Over three thousand senior adults were followed for more than seven years for this study. Some of these  adults took 4 milligrams of diphenhydramine or Benadryl  for their allergies or regular sleep issues. The study team had determined that occasional use among these elders for allergy drugs did not significantly affect their memory problems.1 Instead, those who have accumulated exposure of allergy drugs and antihistamines were much more likely to experience long-term problems, like dementia and Alzheimer’s. Gray has warned that these medications carry risks to your nervous system and brain health.

Antihistamines & Immune Function
One lesson we’re constantly teaching people at OHS is when you suffer from any kind of ailment, you aren’t medication deficient; you’re nutrient deficient in some way. When allergies strike, you’re not antihistamine-deficient; you’re running low on digestive enzymes and such. Still, we all too often treat our ailing bodies in ways that shut down the natural order of things. For example, antihistamine medications send chemicals that suppress histamine production in order to cull your symptoms.
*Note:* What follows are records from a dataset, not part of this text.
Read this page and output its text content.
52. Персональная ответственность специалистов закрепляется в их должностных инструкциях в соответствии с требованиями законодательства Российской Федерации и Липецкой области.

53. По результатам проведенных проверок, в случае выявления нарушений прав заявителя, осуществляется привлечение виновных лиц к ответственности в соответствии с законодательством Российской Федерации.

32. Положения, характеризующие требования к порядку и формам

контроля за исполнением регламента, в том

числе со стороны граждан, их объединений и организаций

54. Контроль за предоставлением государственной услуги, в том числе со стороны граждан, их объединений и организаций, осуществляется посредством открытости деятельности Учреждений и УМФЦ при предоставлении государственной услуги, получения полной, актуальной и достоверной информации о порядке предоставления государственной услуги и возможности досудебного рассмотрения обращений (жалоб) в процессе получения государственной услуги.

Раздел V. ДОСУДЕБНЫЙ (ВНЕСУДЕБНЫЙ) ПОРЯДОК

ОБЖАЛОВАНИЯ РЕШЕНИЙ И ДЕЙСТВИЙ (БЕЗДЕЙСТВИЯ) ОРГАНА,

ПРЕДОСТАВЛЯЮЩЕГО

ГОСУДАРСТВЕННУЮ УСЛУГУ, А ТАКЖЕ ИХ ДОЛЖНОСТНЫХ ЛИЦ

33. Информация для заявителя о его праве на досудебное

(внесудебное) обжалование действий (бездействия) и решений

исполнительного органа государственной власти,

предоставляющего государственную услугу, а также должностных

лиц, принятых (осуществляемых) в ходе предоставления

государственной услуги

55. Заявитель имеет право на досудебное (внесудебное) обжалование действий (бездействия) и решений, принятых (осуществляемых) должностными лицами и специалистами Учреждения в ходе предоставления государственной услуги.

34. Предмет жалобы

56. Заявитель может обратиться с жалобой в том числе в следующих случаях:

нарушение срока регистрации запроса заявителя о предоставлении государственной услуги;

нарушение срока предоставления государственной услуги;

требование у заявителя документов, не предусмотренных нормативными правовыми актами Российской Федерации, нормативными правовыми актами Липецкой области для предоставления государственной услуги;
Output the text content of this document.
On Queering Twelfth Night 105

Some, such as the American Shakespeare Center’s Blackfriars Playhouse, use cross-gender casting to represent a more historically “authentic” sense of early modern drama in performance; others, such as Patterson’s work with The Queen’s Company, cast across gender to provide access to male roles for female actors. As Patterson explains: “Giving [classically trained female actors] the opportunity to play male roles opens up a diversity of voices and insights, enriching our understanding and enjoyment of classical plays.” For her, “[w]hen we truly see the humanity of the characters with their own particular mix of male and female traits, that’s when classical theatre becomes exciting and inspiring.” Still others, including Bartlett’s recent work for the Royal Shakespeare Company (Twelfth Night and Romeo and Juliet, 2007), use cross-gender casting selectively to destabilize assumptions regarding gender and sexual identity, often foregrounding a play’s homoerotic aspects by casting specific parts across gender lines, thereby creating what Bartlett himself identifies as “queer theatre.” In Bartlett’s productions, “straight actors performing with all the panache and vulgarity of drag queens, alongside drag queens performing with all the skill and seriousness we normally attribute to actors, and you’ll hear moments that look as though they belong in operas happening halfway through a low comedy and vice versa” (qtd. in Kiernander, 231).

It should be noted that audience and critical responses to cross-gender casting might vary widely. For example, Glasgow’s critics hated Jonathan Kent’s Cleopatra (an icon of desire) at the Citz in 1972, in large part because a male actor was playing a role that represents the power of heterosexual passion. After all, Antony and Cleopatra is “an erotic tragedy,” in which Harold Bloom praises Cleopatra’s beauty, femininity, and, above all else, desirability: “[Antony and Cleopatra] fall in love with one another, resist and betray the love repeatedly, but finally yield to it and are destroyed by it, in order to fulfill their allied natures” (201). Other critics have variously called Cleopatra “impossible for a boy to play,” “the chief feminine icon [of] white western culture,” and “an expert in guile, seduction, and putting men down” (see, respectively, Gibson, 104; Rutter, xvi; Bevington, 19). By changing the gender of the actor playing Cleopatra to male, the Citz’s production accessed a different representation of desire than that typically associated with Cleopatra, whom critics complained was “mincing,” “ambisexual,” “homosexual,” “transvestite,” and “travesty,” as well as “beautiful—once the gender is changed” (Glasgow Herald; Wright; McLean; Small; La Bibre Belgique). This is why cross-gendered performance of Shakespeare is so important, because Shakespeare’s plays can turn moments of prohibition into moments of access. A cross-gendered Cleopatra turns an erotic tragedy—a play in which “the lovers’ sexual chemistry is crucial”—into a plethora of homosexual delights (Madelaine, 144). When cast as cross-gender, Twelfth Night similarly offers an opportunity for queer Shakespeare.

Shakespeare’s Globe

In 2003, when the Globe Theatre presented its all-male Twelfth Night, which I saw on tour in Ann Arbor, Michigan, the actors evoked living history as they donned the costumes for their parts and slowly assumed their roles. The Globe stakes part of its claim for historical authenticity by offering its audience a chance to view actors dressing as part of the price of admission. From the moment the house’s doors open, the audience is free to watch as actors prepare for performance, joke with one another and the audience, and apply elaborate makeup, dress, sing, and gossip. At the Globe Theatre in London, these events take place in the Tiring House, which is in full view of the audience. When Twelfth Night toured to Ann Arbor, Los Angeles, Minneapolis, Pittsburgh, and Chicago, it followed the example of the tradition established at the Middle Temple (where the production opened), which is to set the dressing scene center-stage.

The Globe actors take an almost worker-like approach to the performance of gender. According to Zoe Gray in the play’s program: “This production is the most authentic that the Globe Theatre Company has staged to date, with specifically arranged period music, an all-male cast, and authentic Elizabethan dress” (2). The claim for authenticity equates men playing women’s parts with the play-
Does this mean your allergies are cured? Not by a long shot. Your body is simply no longer able to react to allergens, much less anything else invading your body. Allergy medications do more than suppress allergies. They suppress your immune function as well, making you particularly susceptible to infections in areas like your sinuses and throat. That wasn’t originally part of the bargain, now, was it?

More Research, More Potential Risks
Antihistamines have come in several incarnations, each generation trying to solve the dangers their predecessors posed. The latest generation has yet to be proven to be just as dangerous; however, research has yet to prove they’re any safer either. So far, the latest studies and testing show they can cause impaired motor function, dizziness, dry mouth and sinuses, constipation, liver failure, and worsening of glaucoma. In other words, we can safely deduce that antihistamines affect your sinuses as well as your digestive system, eyes, brain, bladder, etc.2 We just have yet to understand why or how exactly.